Baked Parsnip and Lentil Patties

These flavorful patties combine baked parsnips and lentils, making for a nutritious vegetarian burger option.

Ingredients
  • 2 parsnips, baked and mashed
  • 1 cup cooked lentils
  • 1/2 cup breadcrumbs
  • 1 teaspoon cumin
  • Salt and pepper to taste
Instructions
  1. Preheat the oven to 375°F (190°C).
  2. In a bowl, mix mashed parsnips, lentils, breadcrumbs, cumin, salt, and pepper.
  3. Form into patties and bake on a lined baking sheet for 20-25 minutes, flipping halfway.
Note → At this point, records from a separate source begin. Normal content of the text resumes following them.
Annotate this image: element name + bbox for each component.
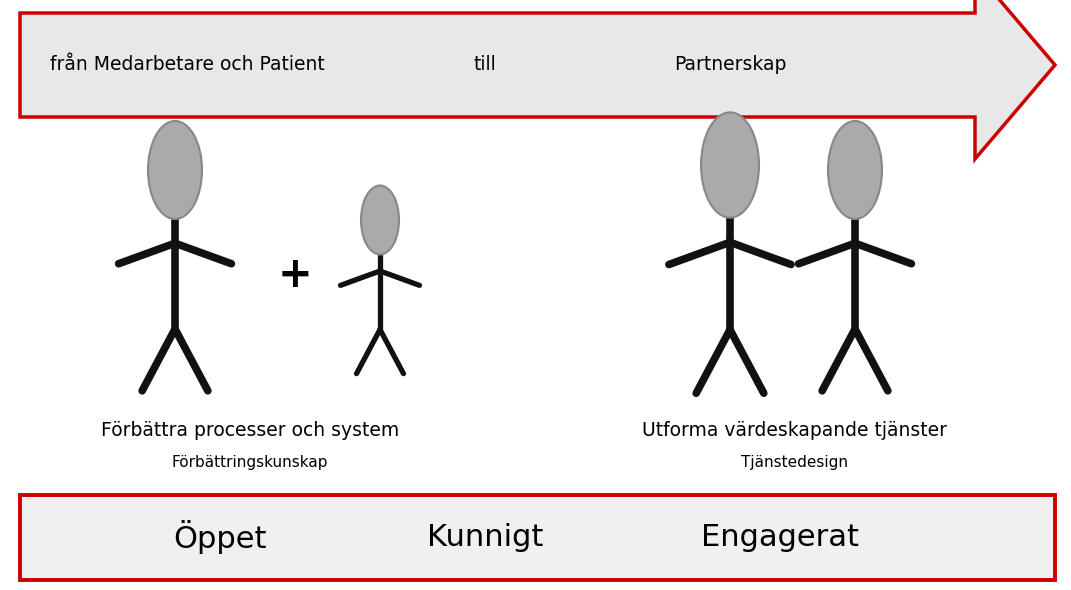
Text: Förbättra processer och system: Förbättra processer och system xyxy=(101,421,399,440)
Text: Förbättringskunskap: Förbättringskunskap xyxy=(171,454,328,470)
Ellipse shape xyxy=(828,121,883,219)
Ellipse shape xyxy=(702,112,759,218)
Text: Öppet: Öppet xyxy=(174,520,267,555)
Text: +: + xyxy=(277,254,313,296)
Text: från Medarbetare och Patient: från Medarbetare och Patient xyxy=(50,55,325,74)
Text: till: till xyxy=(473,55,496,74)
Ellipse shape xyxy=(361,185,399,254)
Text: Tjänstedesign: Tjänstedesign xyxy=(741,454,848,470)
Ellipse shape xyxy=(148,121,202,219)
Text: Utforma värdeskapande tjänster: Utforma värdeskapande tjänster xyxy=(643,421,948,440)
Text: Engagerat: Engagerat xyxy=(702,523,859,552)
Polygon shape xyxy=(20,0,1055,159)
Text: Kunnigt: Kunnigt xyxy=(427,523,543,552)
Text: Partnerskap: Partnerskap xyxy=(674,55,786,74)
FancyBboxPatch shape xyxy=(20,495,1055,580)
Baked Parsnip and Beetroot Salad

A vibrant salad featuring roasted parsnips and beetroots, drizzled with a balsamic vinaigrette.

Ingredients
  • 2 parsnips, diced
  • 2 beetroots, diced
  • 2 tablespoons olive oil
  • 2 tablespoons balsamic vinegar
  • Salt and pepper to taste
Instructions
  1. Preheat the oven to 400°F (200°C).
  2. Toss parsnips and beetroots with olive oil, salt, and pepper, then roast for 30-35 minutes.
  3. Drizzle with balsamic vinegar before serving over mixed greens.

Baked Parsnip and Zucchini Casserole

A healthy casserole made with layers of baked parsnips and zucchini, topped with a light cheese blend.

Ingredients
  • 2 parsnips, sliced
  • 2 zucchinis, sliced
  • 1 cup low-fat cheese
  • 1 tablespoon olive oil
  • Salt and pepper to taste
Instructions
  1. Preheat the oven to 375°F (190°C).
  2. Layer parsnips and zucchinis in a baking dish, drizzle with olive oil, and season with salt and pepper.
  3. Top with cheese and bake for 25-30 minutes until bubbly and golden.